Halloween may be more than five months away (not that I’m counting down the days to my favorite holiday…but actually I do have an orange countdown timer on desktop whose purpose will remain classified), but luckily, I can bask in all things spooky thanks to this new-in-2023 podcast. On the menu? “Jolly” Jane Toppan, a Victorian-era nurse-turned-murderess who terrorized the Boston area with her deadly exploits (and confessed to a total of 21 killings). Also check out host Cait Ford’s episode on the Borden family (turns out Lizzie isn’t the only Borden with some sordid tales in her past—the family tree is sprawling and has more than enough nefariousness to go around.)
The Last Ride
(WGCU Public Media/NPR)
Premiered April 4, 2023. New episodes every Tuesday
You didn’t think you were getting out of here without a Florida podcast recommendation, did you? The Last Ride, which explores the negligence and systemic racism at the heart of the Sunshine State’s criminal justice system, is one of my favorites this season, and not just because it examines a set of cases that took place not far from where I grew up.

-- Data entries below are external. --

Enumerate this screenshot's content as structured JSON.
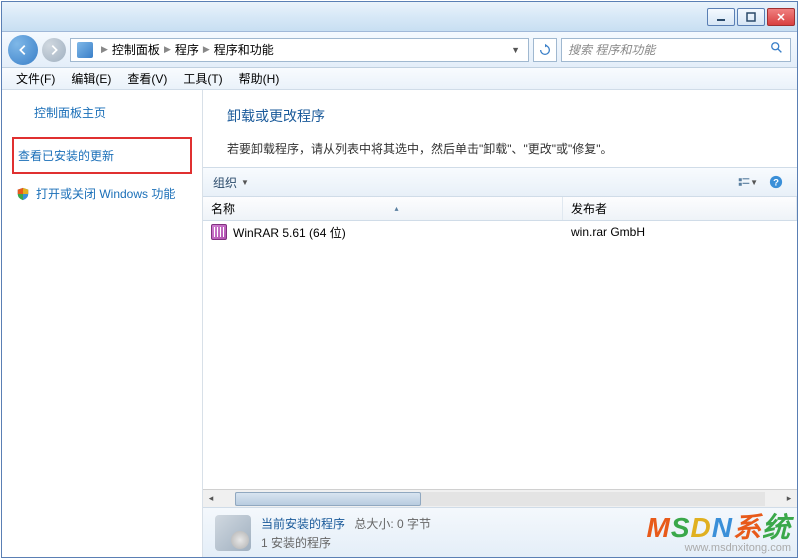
{
  "breadcrumb": {
    "items": [
      "控制面板",
      "程序",
      "程序和功能"
    ]
  },
  "search": {
    "placeholder": "搜索 程序和功能"
  },
  "menu": {
    "file": "文件(F)",
    "edit": "编辑(E)",
    "view": "查看(V)",
    "tools": "工具(T)",
    "help": "帮助(H)"
  },
  "sidebar": {
    "home": "控制面板主页",
    "updates": "查看已安装的更新",
    "windows_features": "打开或关闭 Windows 功能"
  },
  "content": {
    "title": "卸载或更改程序",
    "description": "若要卸载程序，请从列表中将其选中，然后单击\"卸载\"、\"更改\"或\"修复\"。"
  },
  "toolbar": {
    "organize": "组织"
  },
  "table": {
    "col_name": "名称",
    "col_publisher": "发布者",
    "rows": [
      {
        "name": "WinRAR 5.61 (64 位)",
        "publisher": "win.rar GmbH"
      }
    ]
  },
  "status": {
    "title": "当前安装的程序",
    "size_label": "总大小:",
    "size_value": "0 字节",
    "count": "1 安装的程序"
  },
  "watermark": {
    "main": "MSDN系统",
    "sub": "www.msdnxitong.com"
  }
}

It’s October 2003. George W. Bush is president. The Iraq War is barely seven months old. Stateside, Nelly, P. Diddy, and Murphy Lee’s “Shake Ya Tailfeather” dominates the airwaves while Kill Bill: Vol. 1 is raking it in at the box office. In the early morning hours of October 14th in Naples, Florida, Felipe Santos, a 24-year-old new father, is involved in a minor traffic accident while on his way to work. Because Felipe was driving without a license or insurance, responding officer Steve Calkins takes him away in his patrol car. Calkins insists that he “unarrested” Felipe not long after picking him up and dropped him off at a nearby Circle K. Felipe, a devoted father with a four-month-old daughter at home, is never seen or heard from again.
Three months later, an eerily incident occurs. Terrance Williams, a 27-year-old Tennessee transplant, disappears after an interaction with Calkins. Calkins claims once again that he “unarrested” Williams (who had been driving without a valid driver’s license and expired registration), dropping him off a Circle K.
In both cases, Calkins’s story of dropping each man off at a Circle K could not be corroborated.
Nearly two decades later, neither Santos nor Williams has ever been located, nor has Calkins ever been charged with any crime in connection with the two men’s disappearances.
What happened to these two young men of color? Why did law enforcement fail to solve their likely murders? Why were their stories ignored by the media for so long? Hosted by award-winning journalist Janine Zeitlin and featuring reporting by the Naples Daily News and Fort Myers News-Press, The Last Ride includes exclusive interviews with Tyler Perry (who became involved in the case in 2018), legendary civil rights attorney Ben Crump, and investigators who were involved in the two men’s cases. What’s more? You’ll get to hear original polygraph audio direct from the case files.